Addis Ababa, Ethiopia (PANA)
-The World Bank Group will provide US$100 million extra-funding to Ebola crisis response to speed up deployment of foreign health workers to the three worst-affected countries in West Africa, the Bank said Thursday.

The new funding brings to US$500 million, the Bank's contribution to the fight against Ebola outbreak in the last three months in Guinea, Liberia and Sierra Leone.

World Bank President Jim Kim, who ended a visit to Ethiopia Tuesday, pledged the Bank's funding for the deployment of 5,000 health workers to the countries affected by the disease to speed up the response and curb its spread.

“The world’s response to the Ebola crisis has increased significantly in recent weeks, but we still have a huge gap in getting enough trained health workers to the areas with the highest infection rates,” said Kim.

The World Bank boss said he believed the virus could be contained through investments in additional care for the affected and provision of potassium to improve survival rates amongst the affected. 

“We must urgently find ways to break any barriers to the deployment of more health workers.

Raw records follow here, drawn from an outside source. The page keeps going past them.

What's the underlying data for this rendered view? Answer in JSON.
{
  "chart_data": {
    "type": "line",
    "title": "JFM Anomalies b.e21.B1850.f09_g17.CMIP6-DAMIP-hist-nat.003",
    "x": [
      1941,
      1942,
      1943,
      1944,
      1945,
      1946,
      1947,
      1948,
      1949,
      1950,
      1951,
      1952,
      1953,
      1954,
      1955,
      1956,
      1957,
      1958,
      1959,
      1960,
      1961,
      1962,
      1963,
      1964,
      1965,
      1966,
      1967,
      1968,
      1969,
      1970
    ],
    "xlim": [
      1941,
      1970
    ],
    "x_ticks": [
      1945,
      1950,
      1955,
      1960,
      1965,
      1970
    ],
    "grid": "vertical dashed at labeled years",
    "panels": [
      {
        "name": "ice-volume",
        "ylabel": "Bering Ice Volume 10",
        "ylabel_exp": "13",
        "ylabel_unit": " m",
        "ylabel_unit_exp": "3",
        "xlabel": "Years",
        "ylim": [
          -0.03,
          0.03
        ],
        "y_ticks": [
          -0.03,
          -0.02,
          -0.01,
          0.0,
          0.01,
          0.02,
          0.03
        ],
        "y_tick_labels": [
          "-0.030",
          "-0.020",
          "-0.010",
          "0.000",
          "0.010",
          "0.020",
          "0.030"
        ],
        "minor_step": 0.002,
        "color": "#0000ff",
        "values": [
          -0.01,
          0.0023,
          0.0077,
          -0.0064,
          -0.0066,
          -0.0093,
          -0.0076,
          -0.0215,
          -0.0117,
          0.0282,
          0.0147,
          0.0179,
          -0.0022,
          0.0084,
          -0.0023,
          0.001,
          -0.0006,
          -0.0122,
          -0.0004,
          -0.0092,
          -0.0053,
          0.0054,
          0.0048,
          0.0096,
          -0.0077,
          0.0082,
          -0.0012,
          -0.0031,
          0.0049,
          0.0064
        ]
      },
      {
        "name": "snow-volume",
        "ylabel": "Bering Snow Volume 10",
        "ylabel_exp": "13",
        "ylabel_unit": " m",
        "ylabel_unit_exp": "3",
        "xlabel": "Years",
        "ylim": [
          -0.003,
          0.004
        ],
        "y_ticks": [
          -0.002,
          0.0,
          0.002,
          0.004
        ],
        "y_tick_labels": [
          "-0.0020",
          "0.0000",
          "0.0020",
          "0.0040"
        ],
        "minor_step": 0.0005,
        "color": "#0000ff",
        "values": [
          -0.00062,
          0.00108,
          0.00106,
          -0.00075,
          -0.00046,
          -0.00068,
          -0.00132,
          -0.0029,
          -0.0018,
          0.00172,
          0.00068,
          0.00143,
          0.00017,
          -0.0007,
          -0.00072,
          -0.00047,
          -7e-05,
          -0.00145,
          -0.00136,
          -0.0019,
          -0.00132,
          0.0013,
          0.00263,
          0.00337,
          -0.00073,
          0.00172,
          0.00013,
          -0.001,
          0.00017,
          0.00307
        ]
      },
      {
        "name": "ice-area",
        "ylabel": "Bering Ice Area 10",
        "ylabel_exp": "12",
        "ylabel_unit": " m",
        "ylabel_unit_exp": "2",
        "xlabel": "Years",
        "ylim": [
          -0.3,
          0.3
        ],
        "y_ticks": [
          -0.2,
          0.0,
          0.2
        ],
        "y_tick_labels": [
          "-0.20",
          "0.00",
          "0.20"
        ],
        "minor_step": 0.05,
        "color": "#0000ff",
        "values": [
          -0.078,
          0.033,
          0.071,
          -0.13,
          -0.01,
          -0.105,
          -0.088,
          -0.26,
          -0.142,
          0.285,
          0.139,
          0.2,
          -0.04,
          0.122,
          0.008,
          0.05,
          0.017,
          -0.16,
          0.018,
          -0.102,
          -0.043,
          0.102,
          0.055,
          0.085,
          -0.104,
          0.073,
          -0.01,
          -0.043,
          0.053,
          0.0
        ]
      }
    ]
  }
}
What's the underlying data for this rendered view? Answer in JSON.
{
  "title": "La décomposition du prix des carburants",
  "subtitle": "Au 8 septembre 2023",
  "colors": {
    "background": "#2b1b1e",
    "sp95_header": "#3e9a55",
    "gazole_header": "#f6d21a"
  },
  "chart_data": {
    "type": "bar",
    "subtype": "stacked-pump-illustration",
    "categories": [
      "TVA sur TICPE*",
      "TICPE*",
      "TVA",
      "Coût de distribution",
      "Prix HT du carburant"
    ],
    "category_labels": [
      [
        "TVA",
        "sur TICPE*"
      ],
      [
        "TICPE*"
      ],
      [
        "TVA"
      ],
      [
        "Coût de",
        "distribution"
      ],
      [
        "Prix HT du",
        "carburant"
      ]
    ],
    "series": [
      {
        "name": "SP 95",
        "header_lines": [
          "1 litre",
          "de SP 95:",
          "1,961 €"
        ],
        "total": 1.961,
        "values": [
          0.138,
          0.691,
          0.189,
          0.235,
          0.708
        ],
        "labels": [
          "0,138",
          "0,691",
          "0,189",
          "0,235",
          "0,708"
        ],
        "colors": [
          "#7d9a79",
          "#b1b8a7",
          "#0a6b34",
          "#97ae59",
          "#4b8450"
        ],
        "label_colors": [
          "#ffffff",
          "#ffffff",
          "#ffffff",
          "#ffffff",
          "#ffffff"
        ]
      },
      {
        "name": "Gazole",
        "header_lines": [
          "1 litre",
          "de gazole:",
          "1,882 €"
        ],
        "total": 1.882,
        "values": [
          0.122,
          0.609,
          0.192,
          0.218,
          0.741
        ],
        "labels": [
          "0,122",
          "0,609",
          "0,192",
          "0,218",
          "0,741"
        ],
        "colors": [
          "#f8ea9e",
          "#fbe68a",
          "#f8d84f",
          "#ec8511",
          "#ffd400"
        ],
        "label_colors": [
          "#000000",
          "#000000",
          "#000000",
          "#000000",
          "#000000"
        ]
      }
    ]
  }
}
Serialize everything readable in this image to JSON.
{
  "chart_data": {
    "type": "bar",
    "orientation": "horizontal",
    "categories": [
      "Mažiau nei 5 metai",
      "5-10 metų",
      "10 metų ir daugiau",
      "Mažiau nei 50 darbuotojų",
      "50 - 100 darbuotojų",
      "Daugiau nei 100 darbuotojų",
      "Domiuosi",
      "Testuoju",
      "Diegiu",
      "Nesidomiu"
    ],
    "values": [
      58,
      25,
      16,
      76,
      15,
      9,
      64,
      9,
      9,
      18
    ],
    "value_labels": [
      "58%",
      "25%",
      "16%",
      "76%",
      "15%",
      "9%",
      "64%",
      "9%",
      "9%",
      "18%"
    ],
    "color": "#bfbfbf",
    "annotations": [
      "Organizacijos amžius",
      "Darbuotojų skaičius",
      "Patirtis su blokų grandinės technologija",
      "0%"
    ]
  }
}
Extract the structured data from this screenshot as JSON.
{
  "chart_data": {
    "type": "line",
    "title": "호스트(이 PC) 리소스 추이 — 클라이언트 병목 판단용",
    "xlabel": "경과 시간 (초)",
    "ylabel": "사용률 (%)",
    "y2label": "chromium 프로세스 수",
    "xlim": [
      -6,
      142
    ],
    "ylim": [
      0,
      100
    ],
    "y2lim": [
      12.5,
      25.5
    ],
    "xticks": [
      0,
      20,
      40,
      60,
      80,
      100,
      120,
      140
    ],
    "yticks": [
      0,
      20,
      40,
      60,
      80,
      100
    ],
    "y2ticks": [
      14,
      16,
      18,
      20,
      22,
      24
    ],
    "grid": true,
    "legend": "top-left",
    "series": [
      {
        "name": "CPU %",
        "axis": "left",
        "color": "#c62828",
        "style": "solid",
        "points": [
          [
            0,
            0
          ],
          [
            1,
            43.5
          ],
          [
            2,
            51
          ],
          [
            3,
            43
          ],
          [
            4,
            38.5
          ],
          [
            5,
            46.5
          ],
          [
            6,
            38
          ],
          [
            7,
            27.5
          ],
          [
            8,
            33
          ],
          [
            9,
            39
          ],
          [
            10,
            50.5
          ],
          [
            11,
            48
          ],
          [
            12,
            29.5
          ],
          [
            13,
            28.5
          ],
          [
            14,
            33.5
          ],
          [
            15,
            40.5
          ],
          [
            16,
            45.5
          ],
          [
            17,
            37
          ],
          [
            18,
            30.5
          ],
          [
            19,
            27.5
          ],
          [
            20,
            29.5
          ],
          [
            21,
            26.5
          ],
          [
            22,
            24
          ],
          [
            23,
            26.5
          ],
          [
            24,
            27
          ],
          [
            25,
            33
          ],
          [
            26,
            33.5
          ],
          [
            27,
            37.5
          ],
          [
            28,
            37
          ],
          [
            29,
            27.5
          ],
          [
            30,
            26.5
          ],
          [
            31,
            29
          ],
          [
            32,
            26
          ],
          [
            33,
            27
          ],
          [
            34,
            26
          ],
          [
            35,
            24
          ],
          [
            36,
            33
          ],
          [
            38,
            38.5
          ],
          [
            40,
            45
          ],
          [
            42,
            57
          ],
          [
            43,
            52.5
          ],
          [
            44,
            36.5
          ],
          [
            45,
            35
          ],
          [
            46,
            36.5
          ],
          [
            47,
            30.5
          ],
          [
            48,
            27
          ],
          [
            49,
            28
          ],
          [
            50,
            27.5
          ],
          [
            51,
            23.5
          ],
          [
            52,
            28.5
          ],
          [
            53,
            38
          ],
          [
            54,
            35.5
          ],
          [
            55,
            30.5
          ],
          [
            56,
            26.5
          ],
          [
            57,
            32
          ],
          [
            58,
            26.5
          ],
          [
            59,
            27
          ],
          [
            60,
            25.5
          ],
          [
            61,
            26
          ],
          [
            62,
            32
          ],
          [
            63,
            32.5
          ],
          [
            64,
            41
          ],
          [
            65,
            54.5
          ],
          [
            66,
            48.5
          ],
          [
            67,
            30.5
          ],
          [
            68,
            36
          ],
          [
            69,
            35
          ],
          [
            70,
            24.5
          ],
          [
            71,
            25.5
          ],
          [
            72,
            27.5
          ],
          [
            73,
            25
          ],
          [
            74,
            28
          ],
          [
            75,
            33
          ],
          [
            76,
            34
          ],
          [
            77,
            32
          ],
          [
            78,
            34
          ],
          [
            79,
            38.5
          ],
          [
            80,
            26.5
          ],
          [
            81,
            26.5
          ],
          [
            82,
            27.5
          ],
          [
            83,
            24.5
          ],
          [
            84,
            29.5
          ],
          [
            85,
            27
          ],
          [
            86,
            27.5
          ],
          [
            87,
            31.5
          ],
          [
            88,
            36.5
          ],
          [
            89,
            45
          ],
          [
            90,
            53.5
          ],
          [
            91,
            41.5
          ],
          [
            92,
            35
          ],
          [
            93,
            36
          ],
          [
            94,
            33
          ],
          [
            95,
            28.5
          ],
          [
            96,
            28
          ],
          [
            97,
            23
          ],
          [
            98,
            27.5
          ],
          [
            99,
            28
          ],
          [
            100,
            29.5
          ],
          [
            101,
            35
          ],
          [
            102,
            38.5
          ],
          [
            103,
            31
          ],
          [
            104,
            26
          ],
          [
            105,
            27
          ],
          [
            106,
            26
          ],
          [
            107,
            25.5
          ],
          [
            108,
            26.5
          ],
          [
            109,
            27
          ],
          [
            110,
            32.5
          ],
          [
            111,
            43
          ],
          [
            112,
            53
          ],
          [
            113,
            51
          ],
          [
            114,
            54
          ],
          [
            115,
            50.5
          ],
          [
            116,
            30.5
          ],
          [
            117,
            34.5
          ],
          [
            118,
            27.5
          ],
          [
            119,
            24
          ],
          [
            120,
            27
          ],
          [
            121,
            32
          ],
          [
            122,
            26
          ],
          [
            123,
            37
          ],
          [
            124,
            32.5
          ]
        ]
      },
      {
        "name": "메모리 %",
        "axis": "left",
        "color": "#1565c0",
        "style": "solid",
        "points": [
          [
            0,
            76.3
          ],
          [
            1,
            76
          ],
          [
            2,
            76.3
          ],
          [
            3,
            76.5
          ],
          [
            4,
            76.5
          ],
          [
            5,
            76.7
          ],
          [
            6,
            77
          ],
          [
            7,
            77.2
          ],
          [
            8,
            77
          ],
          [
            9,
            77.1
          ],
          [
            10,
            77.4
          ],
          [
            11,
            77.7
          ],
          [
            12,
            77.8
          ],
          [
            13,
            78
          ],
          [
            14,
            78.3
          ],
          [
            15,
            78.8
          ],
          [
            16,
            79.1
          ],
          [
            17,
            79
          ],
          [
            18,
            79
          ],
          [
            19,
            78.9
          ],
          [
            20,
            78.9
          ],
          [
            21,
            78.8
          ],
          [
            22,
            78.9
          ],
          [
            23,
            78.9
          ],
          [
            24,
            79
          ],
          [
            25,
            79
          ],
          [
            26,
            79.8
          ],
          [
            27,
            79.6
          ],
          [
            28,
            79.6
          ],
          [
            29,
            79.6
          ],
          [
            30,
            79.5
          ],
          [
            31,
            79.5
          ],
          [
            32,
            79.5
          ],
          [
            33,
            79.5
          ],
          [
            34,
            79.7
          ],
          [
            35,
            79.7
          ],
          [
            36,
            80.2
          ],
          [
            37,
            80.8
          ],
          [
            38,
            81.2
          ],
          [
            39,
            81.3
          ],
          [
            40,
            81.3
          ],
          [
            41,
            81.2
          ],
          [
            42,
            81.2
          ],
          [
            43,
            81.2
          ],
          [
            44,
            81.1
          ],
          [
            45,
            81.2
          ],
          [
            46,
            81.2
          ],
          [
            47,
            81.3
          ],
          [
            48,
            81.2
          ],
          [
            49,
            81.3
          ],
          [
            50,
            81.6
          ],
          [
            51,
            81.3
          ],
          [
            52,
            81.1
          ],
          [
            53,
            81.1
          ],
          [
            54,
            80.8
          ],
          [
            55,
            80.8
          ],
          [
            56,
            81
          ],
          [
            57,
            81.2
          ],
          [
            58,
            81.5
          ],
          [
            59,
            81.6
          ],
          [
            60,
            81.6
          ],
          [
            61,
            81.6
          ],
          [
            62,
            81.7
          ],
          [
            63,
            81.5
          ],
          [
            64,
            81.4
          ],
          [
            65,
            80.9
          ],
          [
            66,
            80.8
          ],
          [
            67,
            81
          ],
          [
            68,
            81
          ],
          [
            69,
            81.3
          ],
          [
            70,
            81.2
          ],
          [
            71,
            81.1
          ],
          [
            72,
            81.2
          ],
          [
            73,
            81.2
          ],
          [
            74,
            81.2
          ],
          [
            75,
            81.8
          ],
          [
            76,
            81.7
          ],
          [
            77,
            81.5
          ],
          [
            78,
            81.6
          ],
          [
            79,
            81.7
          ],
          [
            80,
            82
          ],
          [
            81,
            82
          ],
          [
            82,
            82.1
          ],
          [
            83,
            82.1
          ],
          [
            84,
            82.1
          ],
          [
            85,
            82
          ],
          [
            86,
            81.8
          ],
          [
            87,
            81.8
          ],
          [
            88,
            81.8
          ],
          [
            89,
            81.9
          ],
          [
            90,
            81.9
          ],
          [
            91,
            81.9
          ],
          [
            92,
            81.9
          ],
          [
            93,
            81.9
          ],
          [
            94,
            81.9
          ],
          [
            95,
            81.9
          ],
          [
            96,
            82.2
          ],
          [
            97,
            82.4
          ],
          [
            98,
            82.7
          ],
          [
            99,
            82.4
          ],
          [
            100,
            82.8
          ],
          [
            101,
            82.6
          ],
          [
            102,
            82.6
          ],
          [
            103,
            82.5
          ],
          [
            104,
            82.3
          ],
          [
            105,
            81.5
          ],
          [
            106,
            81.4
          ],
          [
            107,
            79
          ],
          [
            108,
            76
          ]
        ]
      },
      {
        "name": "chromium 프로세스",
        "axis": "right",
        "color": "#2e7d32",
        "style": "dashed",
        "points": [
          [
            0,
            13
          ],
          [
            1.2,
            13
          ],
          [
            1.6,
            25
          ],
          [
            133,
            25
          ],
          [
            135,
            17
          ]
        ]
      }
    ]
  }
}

It is our hope that this US$100 million can help be a catalyst for a rapid surge of health workers to the communities in dire need," Kim added.

West African leaders have been appealing for coordinated reinforcement of international health teams to the three countries to contain the epidemic. 

The health workers are needed to treat and care for patients, boost local health capacity, manage Ebola treatment centres, and resume essential health services for non-Ebola conditions. 

UN estimates 5,000 international medical, training and support personnel are needed in the three countries to respond to the Ebola outbreak.

These include 700-1,000 health workers to treat patients in the Ebola treatment centres. The additional financing will help set up a coordination hub in close cooperation with the three countries and the World Health Organization (WHO).

Efforts to effectively respond to the outbreak are hampered by the slow recruitment of foreign health workers.

There are issues, including pay and benefits, recruitment and training, safety, transportation, housing, provision of urgent medical care and medical evacuations for infected staff, still slowing down the process.

The funding will strengthen the overall capacity of the three countries toward reaching the 70/70/60 targets established by the UN Emergency Mission set up to deal with the outbreak, (UNMEER) and WHO.

The mission is to isolate and treat 70 percent of suspected Ebola cases in West Africa and safely bury 70 percent of the dead within the next 60 days.

Earlier, the President of the Bank, UN Secretary-General Ban Ki-Moon and African Union Commission Chairperson Nkosazana Dlamini Zuma said at least 2,000 trained health workers from African countries were ready to deploy to West Africa.

In Nairobi, the UN officials were told at least 600 health workers in Kenya had volunteered to go to work in the affected nations.

“Health workers take an oath to treat the sick – and so it’s no surprise to me that many health workers want to go to treat Ebola patients at the source of this epidemic,” said Kim, an infectious disease doctor.

“So, we need to find all ways possible to remove any obstacle that stops health workers from serving – whether it is pay for workers in developing countries, or the promise of evacuation services. Health workers who treat Ebola patients are heroes, and we should treat them as such,” Kim said.